A version of this story previously appeared on iRunFar.
This past weekend, endurance athlete and journalist Eszter Horanyi set a new women’s unsupported fastest known time (FKT) on the Nolan’s 14 route in Colorado’s Sawatch Mountains, in a time of 57 hours and 4 minutes — beating Sarah Hansel’s prior women’s unsupported record of 57:43 from 2020 by 39 minutes.
The route connects 14 mountains of 14,000 feet or more, takes in a total elevation gain in the region of 45,000 feet, and covers some 95 miles.
Horanyi, a writer and editor for GearJunkie’s sister site iRunFar, completed the route from south to north, from the Blank’s Cabin Trailhead to the Fish Hatchery Trailhead. She set off at 4 a.m. on Friday, September 8, and — in the spirit of an unsupported attempt — asked well-wishers not to come out to meet her along the route, but to follow along at her tracker link instead.
Friends waited to greet her at Fish Hatchery Trailhead on Sunday afternoon, and they were not disappointed, as she arrived smiling and with a comfortable margin on the record.
Horanyi is well-known in competitive bike riding and racing, where she spent many years executing multiday records on two wheels. Notable parts of her bike-racing resume include prior women’s speed records on the Tour Divide route and Colorado Trail. She’s been mountain running and ultrarunning since 2017.
How She Prepped
About the buildup to and inspiration for her run, Horanyi later told iRunFar:
“The Nolan’s 14 line has been one of those sticky ideas that has been living rent-free in my head for well over a decade, and regardless of how hard I tried to kick it out, it never left permanently. I’ve spent at least a few days each summer of the past decade scouting various parts of it, I paced Meghan [Hicks] for two mountains on her [then] FKT run in 2020, but the variables never really lined up to give it a proper nudge until now. I never actually thought I could pull it off, but I had end-of-summer fitness, I had a two-week window with no real plans (the universe did not manifest me a hot man who wanted to go adventuring each day), and I had a really great friend in Meghan who helped me with some of the route details.
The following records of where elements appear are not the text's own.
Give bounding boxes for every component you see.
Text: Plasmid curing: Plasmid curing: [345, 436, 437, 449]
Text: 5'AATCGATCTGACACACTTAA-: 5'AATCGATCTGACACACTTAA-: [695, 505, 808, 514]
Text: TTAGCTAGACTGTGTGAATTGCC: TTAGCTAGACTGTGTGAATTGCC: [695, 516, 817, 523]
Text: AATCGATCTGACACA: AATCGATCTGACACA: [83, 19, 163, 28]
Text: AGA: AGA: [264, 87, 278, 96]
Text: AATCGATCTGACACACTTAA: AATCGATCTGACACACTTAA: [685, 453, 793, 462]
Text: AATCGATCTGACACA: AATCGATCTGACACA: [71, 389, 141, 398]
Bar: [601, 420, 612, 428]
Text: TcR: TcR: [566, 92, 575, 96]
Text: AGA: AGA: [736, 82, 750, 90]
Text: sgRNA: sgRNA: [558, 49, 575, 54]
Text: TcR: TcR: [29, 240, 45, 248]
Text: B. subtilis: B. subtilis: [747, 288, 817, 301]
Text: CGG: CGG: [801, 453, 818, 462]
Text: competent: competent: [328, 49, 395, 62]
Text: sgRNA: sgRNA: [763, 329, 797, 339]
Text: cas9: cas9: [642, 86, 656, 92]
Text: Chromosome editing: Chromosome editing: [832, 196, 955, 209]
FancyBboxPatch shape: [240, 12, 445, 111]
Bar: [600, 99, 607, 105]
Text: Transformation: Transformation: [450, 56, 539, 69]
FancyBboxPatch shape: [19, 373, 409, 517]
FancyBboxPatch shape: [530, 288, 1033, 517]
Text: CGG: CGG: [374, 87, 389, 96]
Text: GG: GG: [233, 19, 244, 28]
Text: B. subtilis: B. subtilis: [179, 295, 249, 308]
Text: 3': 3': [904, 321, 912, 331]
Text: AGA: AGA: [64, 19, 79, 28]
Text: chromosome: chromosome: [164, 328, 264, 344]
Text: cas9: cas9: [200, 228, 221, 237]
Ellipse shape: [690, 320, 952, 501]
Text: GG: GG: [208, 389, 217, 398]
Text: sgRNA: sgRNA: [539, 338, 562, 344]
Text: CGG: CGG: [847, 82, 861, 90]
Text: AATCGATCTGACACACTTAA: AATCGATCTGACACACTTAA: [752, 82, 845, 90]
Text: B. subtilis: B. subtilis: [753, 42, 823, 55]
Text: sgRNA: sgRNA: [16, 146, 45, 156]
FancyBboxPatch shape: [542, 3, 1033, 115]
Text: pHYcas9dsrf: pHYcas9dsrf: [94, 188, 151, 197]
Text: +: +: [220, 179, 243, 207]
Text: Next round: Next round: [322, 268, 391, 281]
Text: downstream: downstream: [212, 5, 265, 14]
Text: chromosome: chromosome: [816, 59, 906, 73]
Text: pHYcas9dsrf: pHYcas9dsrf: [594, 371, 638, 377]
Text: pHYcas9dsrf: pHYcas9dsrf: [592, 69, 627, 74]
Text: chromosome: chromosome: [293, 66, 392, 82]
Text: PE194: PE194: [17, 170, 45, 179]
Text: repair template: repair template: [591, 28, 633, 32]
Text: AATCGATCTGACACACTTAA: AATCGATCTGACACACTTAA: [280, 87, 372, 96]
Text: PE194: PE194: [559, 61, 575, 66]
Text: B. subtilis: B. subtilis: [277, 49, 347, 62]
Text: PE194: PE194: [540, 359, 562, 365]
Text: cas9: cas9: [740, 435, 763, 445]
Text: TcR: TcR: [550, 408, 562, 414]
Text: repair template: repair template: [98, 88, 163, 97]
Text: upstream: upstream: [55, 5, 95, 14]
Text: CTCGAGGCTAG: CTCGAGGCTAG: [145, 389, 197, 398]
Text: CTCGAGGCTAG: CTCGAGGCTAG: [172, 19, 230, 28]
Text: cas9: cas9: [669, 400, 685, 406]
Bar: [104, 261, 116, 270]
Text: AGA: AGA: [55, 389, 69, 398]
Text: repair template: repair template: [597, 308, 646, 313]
I spent six days re-recce-ing over the course of a week, took four days off, and then sent it like a squirrel. Full flying leap, hope for the best.”
Horanyi, who attributes most of the “blame” for her desire to complete the Nolan’s 14 to her friend and iRunFar’s own Meghan Hicks, said the best part of her outing was “getting up La Plata Peak at sunset after the second day. The last time I’d been up there was when I was pacing Meghan during her [then] FKT on the route in 2020, and the timing of the day was somewhat similar, and it just felt very special and magic.”
She went on, “I had a bit of a rough patch on Mount Elbert. The sleep deprivation got to me, and I wasn’t entirely sure where I was or what I was doing. I just knew I was doing an FKT, and for some reason it was really important to me…I got super disoriented a little ways after that and actually quit the whole endeavor while laying in my bivy in a pile of rocks. But the wind woke me up an hour later, and the sun was up, and I realized that if I hustled, I could still maybe get the FKT.”
Horanyi says she feels “surprisingly okay” right now, and the rest of the team at iRunFar can’t wait to see what she gets up to next. Congratulations, Eszter!